1. What is a French Urban Free Zone and who is concerned?
ZFUs are 100 free zones established in disadvantaged urban districts, covering 752 municipalities across metropolitan and overseas France.
France's Urban Free Zones were created in 1996 to relaunch economic activity in urban districts showing fragility indicators (high unemployment rate, low qualification level, equipment lag). The current map of 100 ZFUs was stabilized by decree in 2006 then updated several times. Each ZFU is a sub-perimeter attached to a municipality, with precise boundaries listed on the official sig.ville.gouv.fr map.

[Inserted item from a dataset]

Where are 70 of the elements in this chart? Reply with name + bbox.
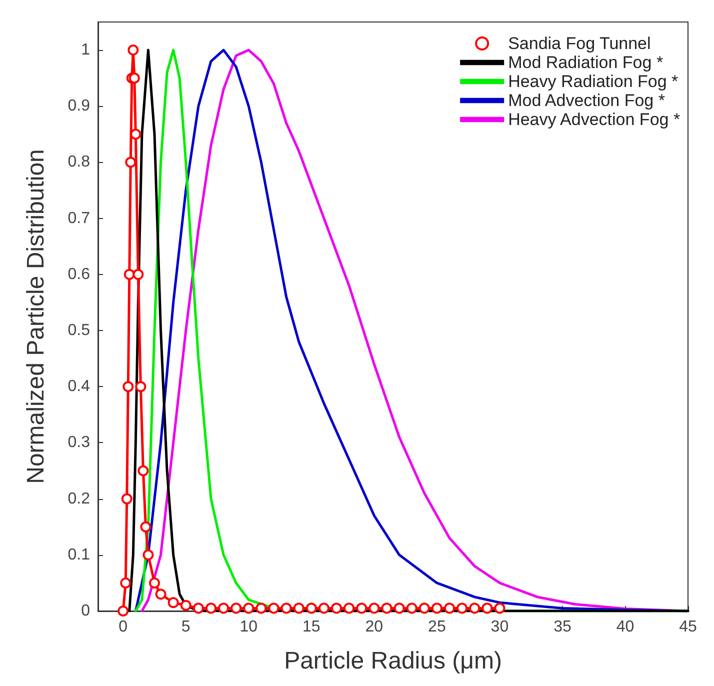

Verification by street and number is necessary — the same municipality can have one ZFU street and a parallel street out of zone.
The « Territoires Entrepreneurs » (TE) label was added in 2015 to differentiate renewed schemes from earlier ZFU generations (ZFU I, ZFU II, ZFU III) which followed different rules. The 2024 Finance Law extended ZFU-TE until 31 December 2026 for new establishments, unlike other territorial schemes that have been replaced (ZRR → ZFRR on 1 July 2024). Companies already established in ZFU before that deadline retain their exemption calendar for residual duration.
Beneficiary perimeter is restricted to very small businesses (VSBs): fewer than 50 employees and turnover under €10 million at the time of establishment. This dual condition eliminates from the outset larger SMEs — which can however benefit from other territorial schemes such as ZFRR or FEDER. The « 50 employees » criterion is assessed at consolidated group level, not just the legal entity.
Street-by-street verification
ZFU perimeter can cut a street in half or exclude one side of a boulevard. Before any lease signing, verify the exact address (number + complement) on the official sig.ville.gouv.fr map. Premises located 50 meters from the zone boundary are not eligible.